Parking Bay Wars, Nightly Noises, and Other Common Disputes

Posted: December 1, 2023

Parking Bay Wars, Nightly Noises, and Other Common Disputes You Can Prevent this Festive Season

Christmas is coming! For many, December is an opportunity to reunite with family, see old friends, and exchange gifts.

For others, it is a high-pressure time, where everything must be perfect, and the leadup to even a single day in the month can put a person on edge for the rest of it.

For others still, December is a time to get away and see new places. And of course, for some, there’s very little that’s special about December at all, whether by choice or by the result of one’s working hours.

These are all perspectives that need to be considered when deciding how best to smooth over potential differences and keep the peace during one of the most emotionally charged months of the year. For Trustees and less formal community leaders alike, the idea can seem daunting, but it does not have to be.

By anticipating potential issues and addressing them with grace, many conflicts can be resolved before they even begin. If you would like to know more about keeping disputes civil once they arise, please check out our owner-oriented article on the topic!

Now, when it comes to problem anticipation, there are several key areas to focus on:

  • Noise problems
  • Parking problems
  • Lights
  • Renting to visitors

In all cases, you will need to follow proper procedure if you intend to use fines as an enforcement tool. For everyone’s sake, it’s best to see what we can do before fines become necessary.

With that in mind, let’s dive in!


If you don’t handle this one ahead of time, you may be reminded the hard way that noise disputes are among the most common in South Africa. Be sure to check out Section 13 of the Sectional Title Schemes Management Act for a refresher on the general duties of Scheme Owners.
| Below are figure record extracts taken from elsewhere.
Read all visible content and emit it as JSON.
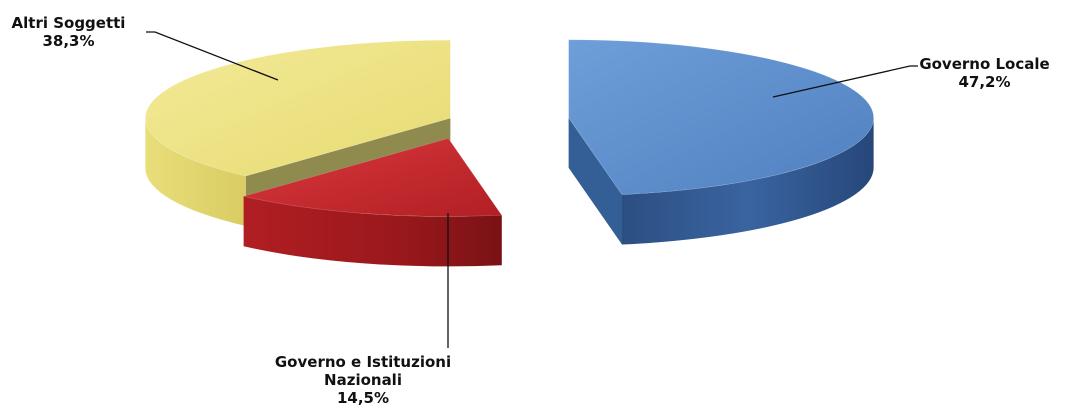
{
  "chart_data": {
    "type": "pie",
    "title": "",
    "labels": [
      "Governo Locale",
      "Governo e Istituzioni Nazionali",
      "Altri Soggetti"
    ],
    "values": [
      47.2,
      14.5,
      38.3
    ],
    "value_labels": [
      "47,2%",
      "14,5%",
      "38,3%"
    ],
    "colors": [
      "#5b8fcf",
      "#c5262a",
      "#ece27e"
    ],
    "legend": "none",
    "style": "3d-exploded",
    "slice_label_lines": [
      [
        "Governo Locale",
        "47,2%"
      ],
      [
        "Governo e Istituzioni",
        "Nazionali",
        "14,5%"
      ],
      [
        "Altri Soggetti",
        "38,3%"
      ]
    ]
  }
}
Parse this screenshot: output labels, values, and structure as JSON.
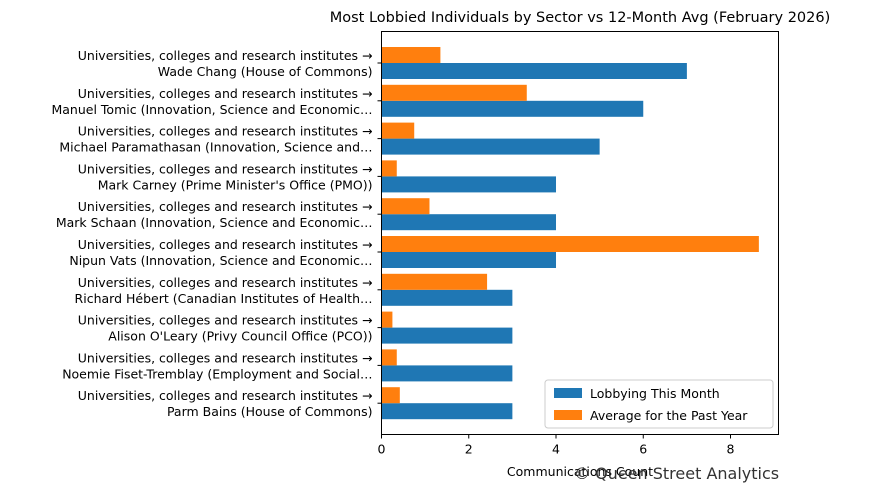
{
  "chart_data": {
    "type": "bar",
    "orientation": "horizontal",
    "title": "Most Lobbied Individuals by Sector vs 12-Month Avg (February 2026)",
    "xlabel": "Communications Count",
    "ylabel": "",
    "xlim": [
      0,
      9.1
    ],
    "xticks": [
      0,
      2,
      4,
      6,
      8
    ],
    "grid": false,
    "legend_position": "lower-right",
    "categories": [
      {
        "sector": "Universities, colleges and research institutes →",
        "name": "Wade Chang (House of Commons)"
      },
      {
        "sector": "Universities, colleges and research institutes →",
        "name": "Manuel Tomic (Innovation, Science and Economic…"
      },
      {
        "sector": "Universities, colleges and research institutes →",
        "name": "Michael Paramathasan (Innovation, Science and…"
      },
      {
        "sector": "Universities, colleges and research institutes →",
        "name": "Mark Carney (Prime Minister's Office (PMO))"
      },
      {
        "sector": "Universities, colleges and research institutes →",
        "name": "Mark Schaan (Innovation, Science and Economic…"
      },
      {
        "sector": "Universities, colleges and research institutes →",
        "name": "Nipun Vats (Innovation, Science and Economic…"
      },
      {
        "sector": "Universities, colleges and research institutes →",
        "name": "Richard Hébert (Canadian Institutes of Health…"
      },
      {
        "sector": "Universities, colleges and research institutes →",
        "name": "Alison O'Leary (Privy Council Office (PCO))"
      },
      {
        "sector": "Universities, colleges and research institutes →",
        "name": "Noemie Fiset-Tremblay (Employment and Social…"
      },
      {
        "sector": "Universities, colleges and research institutes →",
        "name": "Parm Bains (House of Commons)"
      }
    ],
    "series": [
      {
        "name": "Lobbying This Month",
        "color": "#1f77b4",
        "values": [
          7,
          6,
          5,
          4,
          4,
          4,
          3,
          3,
          3,
          3
        ]
      },
      {
        "name": "Average for the Past Year",
        "color": "#ff7f0e",
        "values": [
          1.35,
          3.33,
          0.75,
          0.35,
          1.1,
          8.65,
          2.42,
          0.25,
          0.35,
          0.42
        ]
      }
    ]
  },
  "watermark": "© Queen Street Analytics"
}
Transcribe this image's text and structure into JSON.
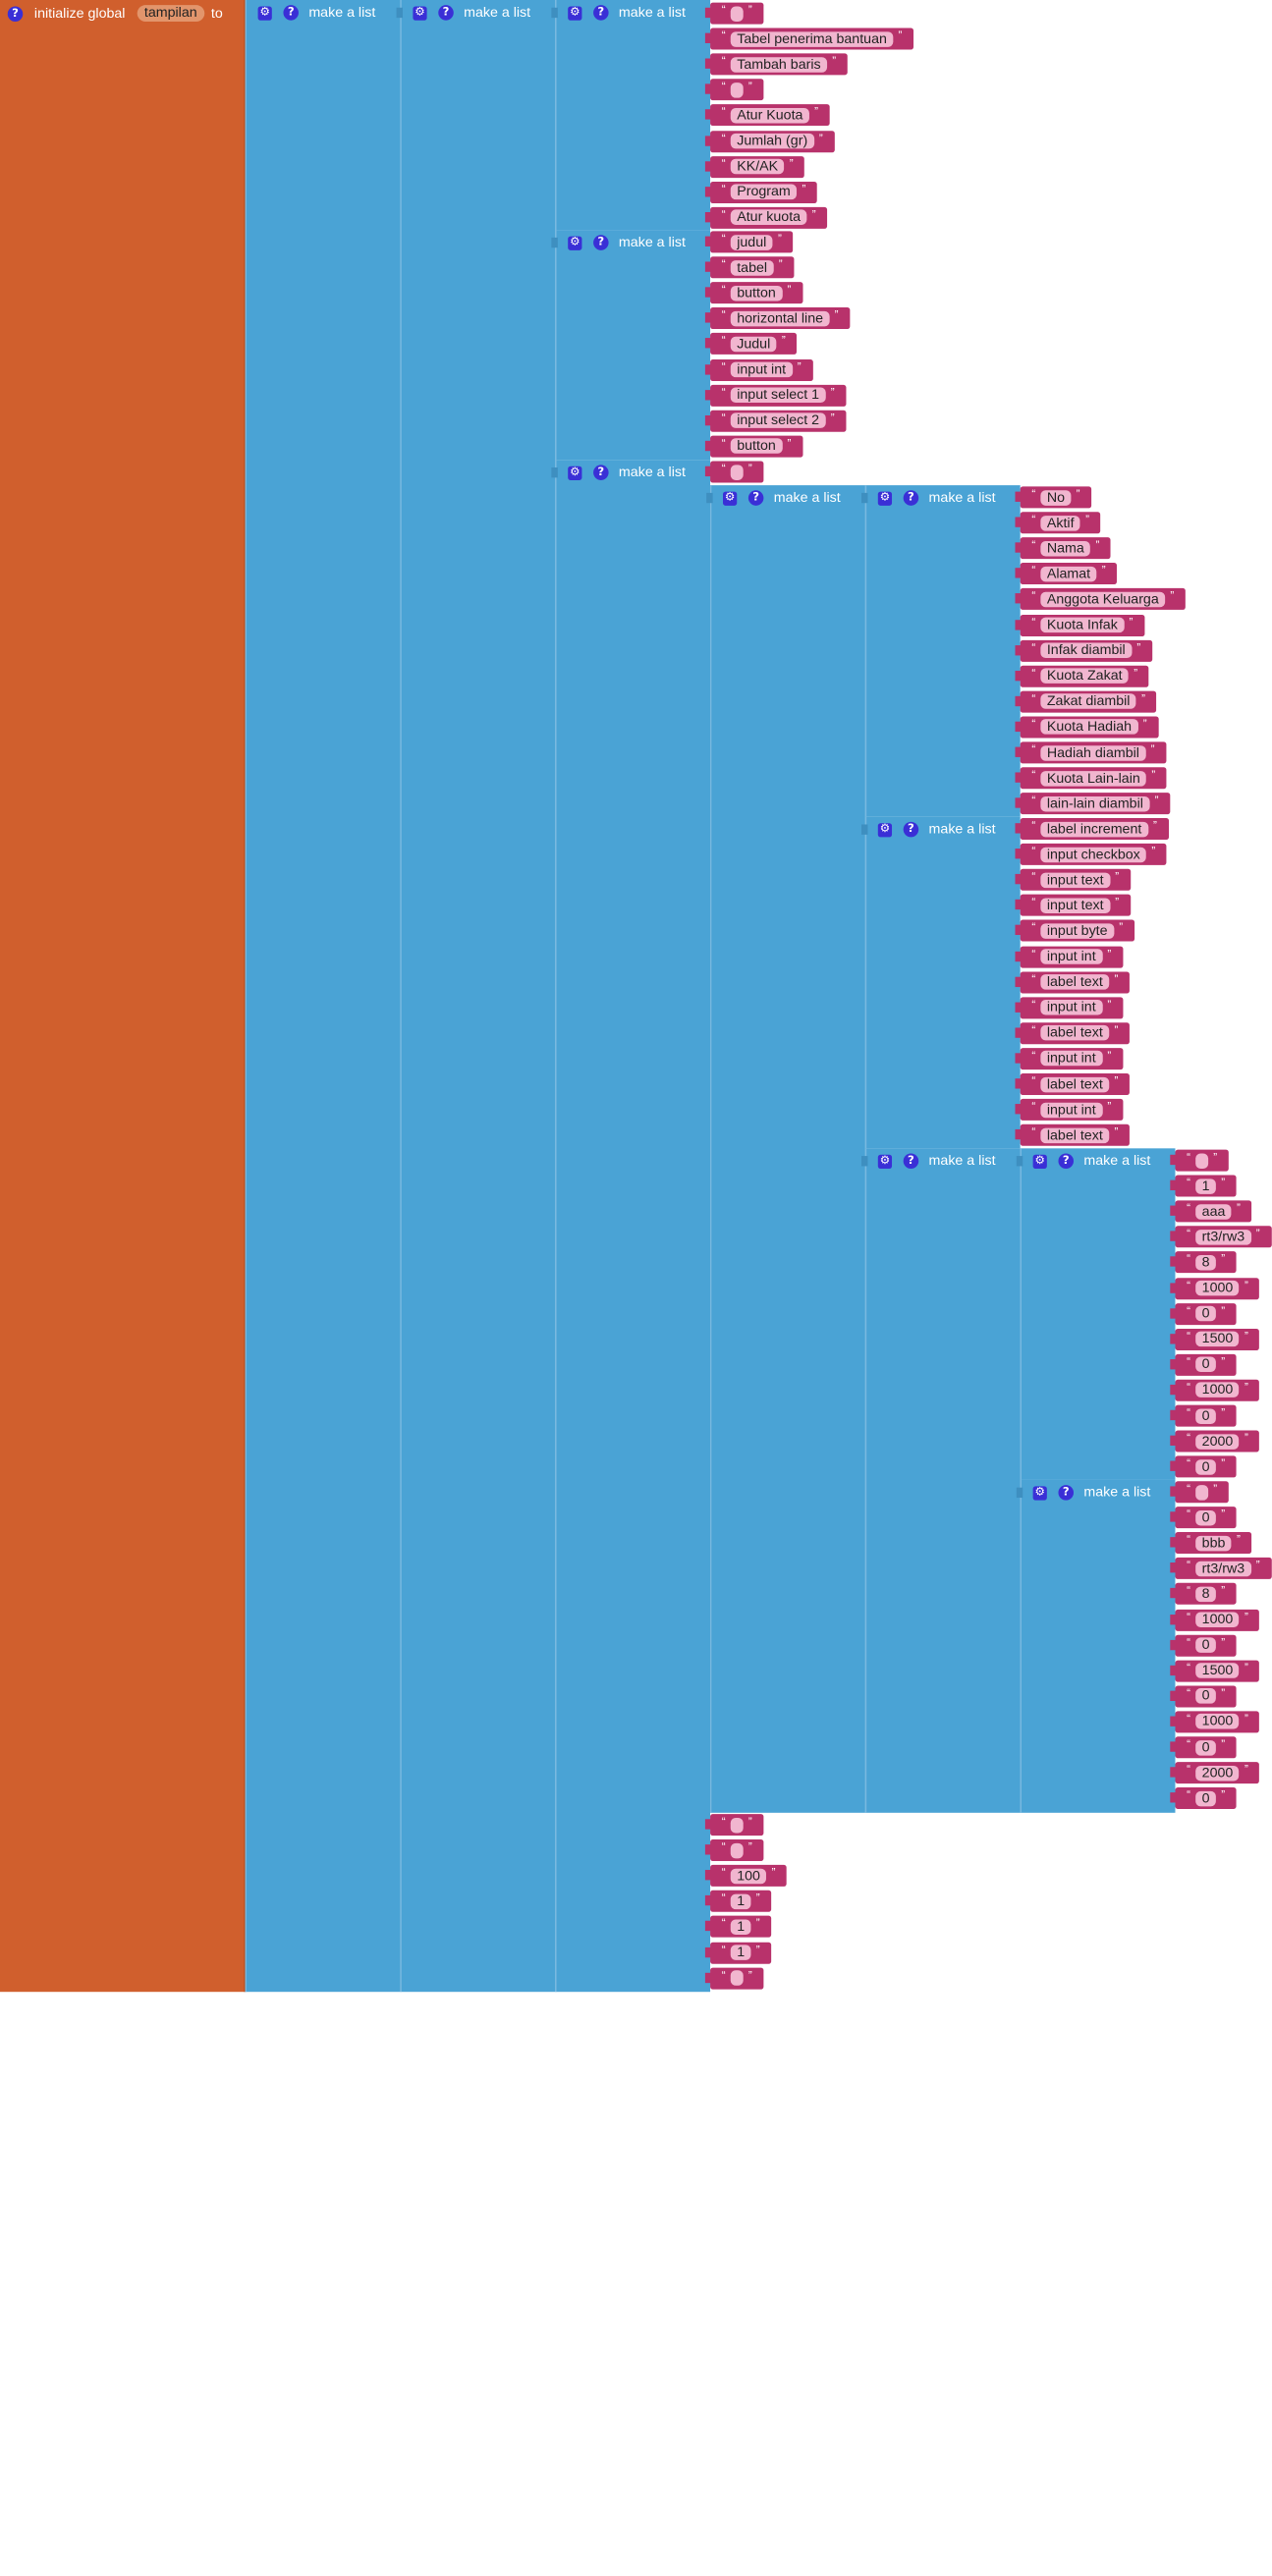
{
  "init": {
    "label": "initialize global",
    "var": "tampilan",
    "to": "to"
  },
  "make_list_label": "make a list",
  "l4a": [
    "",
    "Tabel penerima bantuan",
    "Tambah baris",
    "",
    "Atur Kuota",
    "Jumlah (gr)",
    "KK/AK",
    "Program",
    "Atur kuota"
  ],
  "l4b": [
    "judul",
    "tabel",
    "button",
    "horizontal line",
    "Judul",
    "input int",
    "input select 1",
    "input select 2",
    "button"
  ],
  "l4c_top": [
    ""
  ],
  "l6a": [
    "No",
    "Aktif",
    "Nama",
    "Alamat",
    "Anggota Keluarga",
    "Kuota Infak",
    "Infak diambil",
    "Kuota Zakat",
    "Zakat diambil",
    "Kuota Hadiah",
    "Hadiah diambil",
    "Kuota Lain-lain",
    "lain-lain diambil"
  ],
  "l6b": [
    "label increment",
    "input checkbox",
    "input text",
    "input text",
    "input byte",
    "input int",
    "label text",
    "input int",
    "label text",
    "input int",
    "label text",
    "input int",
    "label text"
  ],
  "l7a": [
    "",
    "1",
    "aaa",
    "rt3/rw3",
    "8",
    "1000",
    "0",
    "1500",
    "0",
    "1000",
    "0",
    "2000",
    "0"
  ],
  "l7b": [
    "",
    "0",
    "bbb",
    "rt3/rw3",
    "8",
    "1000",
    "0",
    "1500",
    "0",
    "1000",
    "0",
    "2000",
    "0"
  ],
  "l4c_tail": [
    "",
    "",
    "100",
    "1",
    "1",
    "1",
    ""
  ]
}
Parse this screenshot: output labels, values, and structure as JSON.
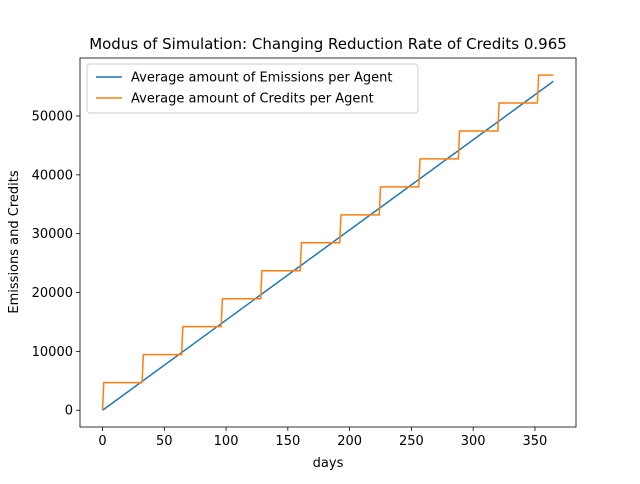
{
  "chart_data": {
    "type": "line",
    "title": "Modus of Simulation: Changing Reduction Rate of Credits 0.965",
    "xlabel": "days",
    "ylabel": "Emissions and Credits",
    "xlim": [
      -18.25,
      383.25
    ],
    "ylim": [
      -2850,
      59850
    ],
    "x_ticks": [
      0,
      50,
      100,
      150,
      200,
      250,
      300,
      350
    ],
    "y_ticks": [
      0,
      10000,
      20000,
      30000,
      40000,
      50000
    ],
    "grid": false,
    "legend_position": "top-left",
    "series": [
      {
        "name": "Average amount of Emissions per Agent",
        "color": "#1f77b4",
        "points": [
          [
            0,
            0
          ],
          [
            365,
            55900
          ]
        ]
      },
      {
        "name": "Average amount of Credits per Agent",
        "color": "#ff7f0e",
        "points": [
          [
            0,
            0
          ],
          [
            1,
            4700
          ],
          [
            32,
            4700
          ],
          [
            33,
            9450
          ],
          [
            64,
            9450
          ],
          [
            65,
            14200
          ],
          [
            96,
            14200
          ],
          [
            97,
            18950
          ],
          [
            128,
            18950
          ],
          [
            129,
            23700
          ],
          [
            160,
            23700
          ],
          [
            161,
            28450
          ],
          [
            192,
            28450
          ],
          [
            193,
            33200
          ],
          [
            224,
            33200
          ],
          [
            225,
            37950
          ],
          [
            256,
            37950
          ],
          [
            257,
            42700
          ],
          [
            288,
            42700
          ],
          [
            289,
            47450
          ],
          [
            320,
            47450
          ],
          [
            321,
            52200
          ],
          [
            352,
            52200
          ],
          [
            353,
            56950
          ],
          [
            365,
            56950
          ]
        ]
      }
    ]
  }
}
Section 13 (e) in particular states that an owner must “not use his or her section or exclusive use area, or permit it to be used, in a manner or for a purpose which may cause a nuisance to any occupier of a section”.

Knowing how loud December braais can get, does this mean they should be shut down completely, just to be safe? How about late-night carol singing? If you are unprepared when disputes first arise, such a blanket ban may be tempting. However, with a little prior expectation management, it is possible to avoid being a party pooper.

It is important to lay down firm, clear expectations on what noise levels are acceptable over Christmas. This includes:

  • What times certain noise levels are permitted
  • The decibel ranges of those noise levels
  • The date from which noise rules default to normal, if your Scheme’s Code of Conduct is normally much stricter around noise during the rest of the year

Note that it’s best to examine local bylaws before deciding on the above, and to remember that any noise seven decibels higher than the ambience is legally a disturbance.

From there, remember that it is crucial to get the Body Corporate involved before finalizing conduct on the above, since its input will give insight into what people are willing to put up with, and that’s really the key to preventing disputes in this area.


 Here, there is much less room for compromise or negotiation.

Every unit in a car-friendly Sectional Title Scheme is assigned at least one parking slot, most commonly as an exclusive use area. Although this technically makes the parking “common ground”, the owner for its corresponding unit still gets final say on who uses it and who doesn’t.

It’s important to respect this right, as no one wants to come home only to find that all their parking has been taken by inconsiderate visitors. Even the nicest neighbours will get upset by this.

If any residents are willing to volunteer spare parking space out to visitors, that is great, but no one should be using anyone else’s parking without explicit consent. Although everyone in the Scheme likely already knows this, a firm reminder can prevent many issues before they start.

When extra parking spaces are not available, it’s also good to remind owners to:

  • Encourage carpooling between visitors. If twelve people are coming over to party at one owner’s house, whether they come in three cars or twelve matters. Especially if other owners are doing the same thing.
  • If there are no visitor bays, ask that visitors use on-street parking first. This could be within the Scheme, if space permits, but it’s more likely to be outside instead.
  • Think about other owners. Even if parking bays aren’t formally assigned, make sure that your neighbour’s traditional spot is kept open for them.


When it comes to lights, room for negotiation opens again, and this area can be handled similarly to noise. Just note that it’s important to be sensitive to the demographics in your Scheme.

Our constitution consistently supports freedom of religion. If your Scheme has mixed faiths, anyone insisting on putting up Christmas lights needs to be aware that, if such lights are allowed, then similar lights will also need to be allowed during Diwali or Eid, for example.

With that in mind, follow a process like the one under “Noise”. As the exterior of all units counts as common property, it’s important to consult Section 13 (d) of the STSMA, as well as Rules 4 and 5 of the Prescribed Conduct Rules. Any conduct rules your Scheme might decide on will need to be in line with those stipulations.

To that end, it’s important to consider areas such as:

  • How electricity costs will be divided, if individual meters aren’t installed.
  • The start and end dates for when the lights are acceptable.
  • The amount and type of lights that are acceptable, including visual references.
  • Which third parties are permitted to install the lights, if professional contractors are needed to do so.
  • The times that the lights should be switched off (we recommend that this closely matches with the time that noise levels need to drop).